Last week the President of the United States attended the dedication ceremony at the National 9/11 Memorial and Museum in Manhattan, paying tribute to the nearly 3,000 lives that were lost on September 11, 2001. Tomorrow the museum opens to the public, providing information and artifacts from one of the nation’s most tragic days in recent history.
By all means May 21, 2014 should be as celebratory a day as a museum of its nature can have, but when the 9/11 Memorial opens its doors it will be not only be to visitors, but to a storm of controversy as well. People from across the country have voiced outrage through media both traditional and social over the inclusion of a gift shop inside the museum.

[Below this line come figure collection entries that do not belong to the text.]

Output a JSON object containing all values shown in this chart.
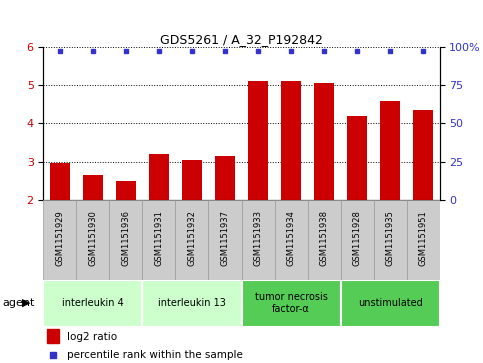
{
  "title": "GDS5261 / A_32_P192842",
  "samples": [
    "GSM1151929",
    "GSM1151930",
    "GSM1151936",
    "GSM1151931",
    "GSM1151932",
    "GSM1151937",
    "GSM1151933",
    "GSM1151934",
    "GSM1151938",
    "GSM1151928",
    "GSM1151935",
    "GSM1151951"
  ],
  "log2_values": [
    2.95,
    2.65,
    2.5,
    3.2,
    3.05,
    3.15,
    5.1,
    5.1,
    5.05,
    4.2,
    4.6,
    4.35
  ],
  "bar_color": "#cc0000",
  "dot_color": "#3333cc",
  "ylim_left": [
    2,
    6
  ],
  "ylim_right": [
    0,
    100
  ],
  "yticks_left": [
    2,
    3,
    4,
    5,
    6
  ],
  "yticks_right": [
    0,
    25,
    50,
    75,
    100
  ],
  "ytick_labels_right": [
    "0",
    "25",
    "50",
    "75",
    "100%"
  ],
  "agent_groups": [
    {
      "label": "interleukin 4",
      "start": 0,
      "end": 3,
      "color": "#ccffcc"
    },
    {
      "label": "interleukin 13",
      "start": 3,
      "end": 6,
      "color": "#ccffcc"
    },
    {
      "label": "tumor necrosis\nfactor-α",
      "start": 6,
      "end": 9,
      "color": "#55cc55"
    },
    {
      "label": "unstimulated",
      "start": 9,
      "end": 12,
      "color": "#55cc55"
    }
  ],
  "legend_bar_label": "log2 ratio",
  "legend_dot_label": "percentile rank within the sample",
  "agent_label": "agent",
  "background_color": "#ffffff",
  "tick_label_color_left": "#cc0000",
  "tick_label_color_right": "#3333cc",
  "sample_box_color": "#cccccc",
  "sample_box_edge": "#999999"
}
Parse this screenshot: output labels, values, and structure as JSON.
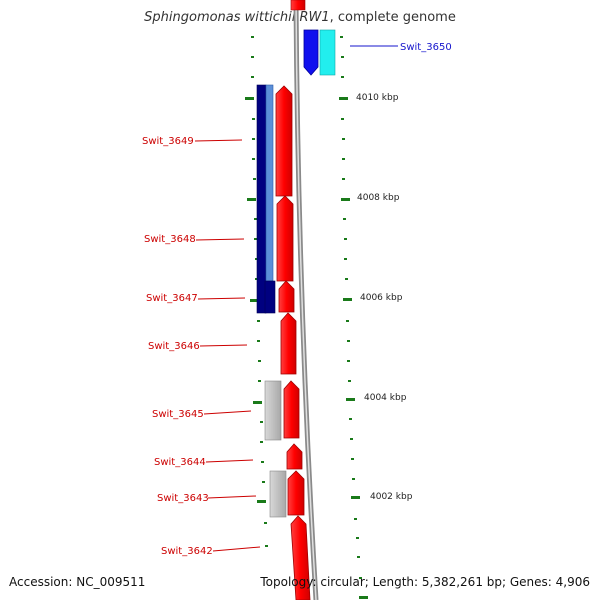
{
  "title": {
    "organism": "Sphingomonas wittichii RW1",
    "suffix": ", complete genome"
  },
  "footer": {
    "accession": "Accession: NC_009511",
    "topology": "Topology: circular; Length: 5,382,261 bp; Genes: 4,906"
  },
  "kbp_labels": [
    {
      "text": "4010 kbp",
      "value": 4010
    },
    {
      "text": "4008 kbp",
      "value": 4008
    },
    {
      "text": "4006 kbp",
      "value": 4006
    },
    {
      "text": "4004 kbp",
      "value": 4004
    },
    {
      "text": "4002 kbp",
      "value": 4002
    }
  ],
  "genes": [
    {
      "id": "Swit_3650",
      "color": "#1515cc"
    },
    {
      "id": "Swit_3649",
      "color": "#cc0000"
    },
    {
      "id": "Swit_3648",
      "color": "#cc0000"
    },
    {
      "id": "Swit_3647",
      "color": "#cc0000"
    },
    {
      "id": "Swit_3646",
      "color": "#cc0000"
    },
    {
      "id": "Swit_3645",
      "color": "#cc0000"
    },
    {
      "id": "Swit_3644",
      "color": "#cc0000"
    },
    {
      "id": "Swit_3643",
      "color": "#cc0000"
    },
    {
      "id": "Swit_3642",
      "color": "#cc0000"
    }
  ],
  "colors": {
    "forward_cds": "#ff0000",
    "reverse_cds": "#1010ee",
    "reverse_cds_light": "#22eeee",
    "dark_feature": "#000080",
    "light_feature": "#5b8fd8",
    "grey_feature": "#c0c0c0",
    "backbone": "#999999",
    "tick": "#1a7a1a"
  }
}
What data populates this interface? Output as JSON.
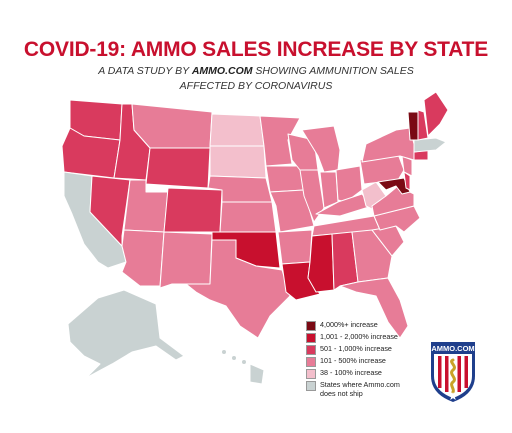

In addition to the $24 general admission fee, the museum will be selling items ranging from t-shirts and mugs to neckties and mouse pads.
“It’s crass commercialism on a literally sacred site,” Kurt Horning, the father of a 9/11 victim told the Washington Post in an interview. “It’s a burial ground. We don’t think there should be those things offered on that spot. If you want to do it, do it someplace else—but not right there.”
The gift shop is not without purpose. Michal Frazier, Senior VP of Communications and Digital Media for the museum called the gift shop necessary for the upkeep of the memorial. In addition to donations, ticket sales and gift purchases are used to provide the funding needed “To care for the Memorial and Museum,” he said, adding that the gifts had been “carefully selected.”
The 9/11 Memorial and Museum will be far from unique in offering a gift shop—the US Holocaust Museum, the Arlington National Cemetery, and the USS Arizona Memorial at Pearl Harbor all offer similar purchasable memorabilia—but for some the idea of charging money at a museum right next to Ground Zero feels insensitive, or at the very least untimely. Many have expressed their dissatisfaction with the gift shop to the museum directly through its social media pages.
The only thing less classy than a gift shop at the 9/11 Museum, is taking an "awesome selfie" in front of the actual memorial.
— Jack Shell (@JackShellWYCD) May 19, 2014
The new 9/11 Museum includes a souvenir gift shop over the tomb of 8,000 unidentified body parts. Apparently dignity is not for sale.
— Amanda Mancino (@Manda_like_wine) May 18, 2014
The museum has not been entirely silent on the issue, however, and while it has drawn a great deal of criticism the memorial has found supporters as well.
“The 9/11 Memorial Museum is always free to 9/11 family members and 9/11 rescue and recovery workers,” the organization responded to one critic on Facebook. “The admission fee helps ensure that the 9/11 Memorial Museum’s mission of education and commemoration can continue. The 9/11 Memorial & Museum does not receive any city, state, or federal funding, so the admission charge is critical to support stringent security for a twice-attacked site, preservation of artifacts, education programs, commemorative ceremonies and maintenance of the Memorial and Museum.”
I just can't bring myself to get all bent out or shape about a gift shop at the 911 Memorial. It helps fund upkeep. That's bad?